While they were talking about this, Jesus himself stood among them and said to them, “Peace be with you.”
Have you ever stopped to consider the import of these first words of Jesus to the disciples? To be honest, I rarely have. Maybe it’s because the story is so exciting and I get caught up in imagining their surprise and joy. Or maybe it’s because the story is so familiar it’s easy to gloss over the particulars in favor of the whole. But whatever it is, I’m not sure I’ve noticed how Jesus greets his disciples.
But his words sure struck me this morning: “Peace be with you.”
Which is striking. Though forgiveness is clearly important in the gospel, Jesus doesn’t say “I forgive you for denying or deserting me.” And while he had predicted his death and resurrection on several occasions, he doesn’t say, “I told you so.” (Probably what I would have said. :)). Nor does he promise that with his resurrection all will be now easy – you know, the kingdom is coming ushered in by 10,000 angels. He doesn’t tell them about his time in the grave, let alone sit down to right the next bestseller about a life-after-death experience. He doesn’t chart out the future of the church or hand out their upcoming mission assignments. And he definitely doesn’t promise them that now all their earthly needs will be met and life will be smooth.
He doesn’t do any of this. Instead, he blesses them with his peace.

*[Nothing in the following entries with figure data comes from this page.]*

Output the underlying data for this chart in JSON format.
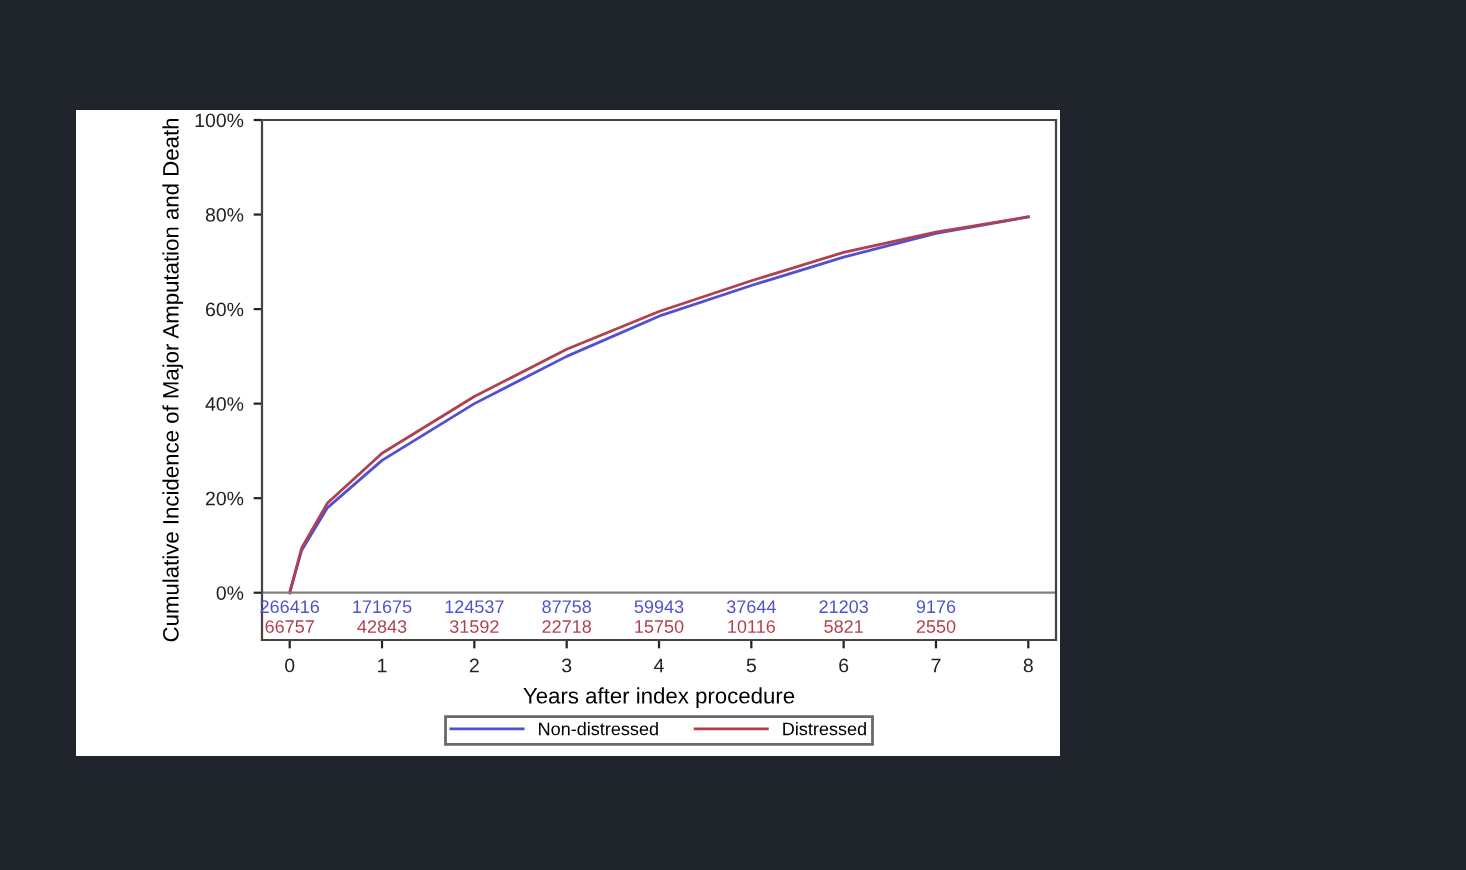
{
  "chart_data": {
    "type": "line",
    "xlabel": "Years after index procedure",
    "ylabel": "Cumulative Incidence of Major Amputation and Death",
    "xlim": [
      -0.3,
      8.3
    ],
    "xticks": [
      0,
      1,
      2,
      3,
      4,
      5,
      6,
      7,
      8
    ],
    "ylim": [
      -10,
      100
    ],
    "yticks": [
      {
        "value": 0,
        "label": "0%"
      },
      {
        "value": 20,
        "label": "20%"
      },
      {
        "value": 40,
        "label": "40%"
      },
      {
        "value": 60,
        "label": "60%"
      },
      {
        "value": 80,
        "label": "80%"
      },
      {
        "value": 100,
        "label": "100%"
      }
    ],
    "ref_lines": [
      {
        "axis": "y",
        "value": 0,
        "color": "#808080"
      }
    ],
    "grid": false,
    "legend": "bottom",
    "marker": "none",
    "line_style": "solid",
    "series": [
      {
        "name": "Non-distressed",
        "color": "#5050d0",
        "x": [
          0,
          0.13,
          0.41,
          1,
          2,
          3,
          4,
          5,
          6,
          7,
          8
        ],
        "values": [
          0,
          9,
          18,
          28,
          40,
          50,
          58.5,
          65,
          71,
          76,
          79.5
        ]
      },
      {
        "name": "Distressed",
        "color": "#b04050",
        "x": [
          0,
          0.13,
          0.41,
          1,
          2,
          3,
          4,
          5,
          6,
          7,
          8
        ],
        "values": [
          0,
          9.5,
          19,
          29.5,
          41.5,
          51.5,
          59.5,
          66,
          72,
          76.3,
          79.5
        ]
      }
    ],
    "annotations": [
      "266416",
      "171675",
      "124537",
      "87758",
      "59943",
      "37644",
      "21203",
      "9176",
      "66757",
      "42843",
      "31592",
      "22718",
      "15750",
      "10116",
      "5821",
      "2550"
    ]
  }
}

Which I think is instructive. No one ever said the Christian life is meant to be easy or comfortable or one parade of achievements or victories after another. Church tradition tells us, in fact, that most of those gathered with Jesus will end up dying for the sake of the faith they confessed. Why, then, should we expect much better?

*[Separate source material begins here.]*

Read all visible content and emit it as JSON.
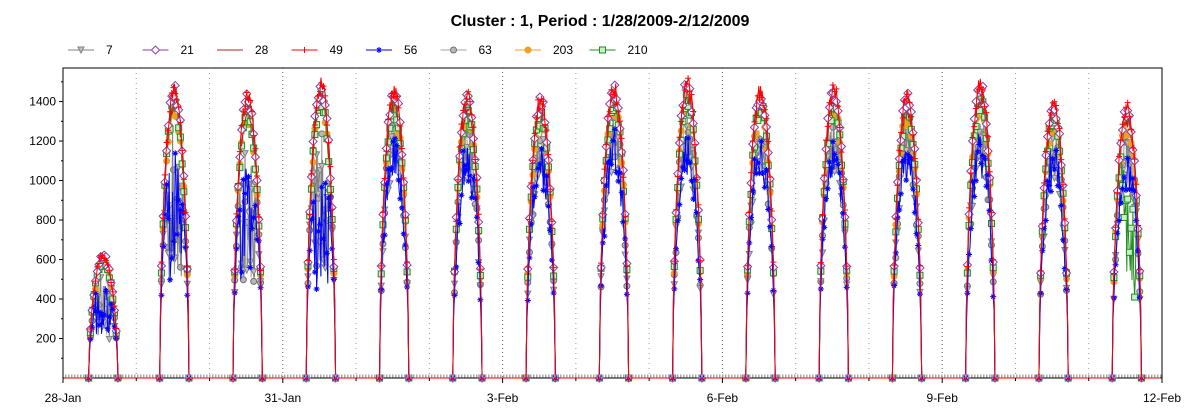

And Jesus knew this. And so he doesn’t greet them words of victory or comfort or promises of a lack of worry or tribulation. Rather, he offers them peace.
Jesus still offers us peace. Not comfort or ease or certainty, but peace.
This world and life is a beautiful, precious gift from God. It is also, as recent events in Boston have reminded us, all too often turbulent, challenging, and violent. The resurrected Jesus does not promise to take us out of this beautiful and difficult world, but rather promises us his peace amid it. Peace that focuses our attention and stills our hearts. Peace that enables us to endure and even to flourish. Peace that empowers us to reach out in compassion, mercy and love. Peace that invites us to commit ourselves to sharing Jesus’ grace and peace with others.
Jesus’ peace. It might not always be what we want, but it’s definitely just what we need.
So what else is there to say? Except, perhaps, “Peace be with you!”
Prayer: Dear God, you grant the peace that passes understanding, peace that the world cannot give. We ask that your peace settle on our hearts that we may in turn offer peace and comfort to all those in need. In Jesus’ name, Amen.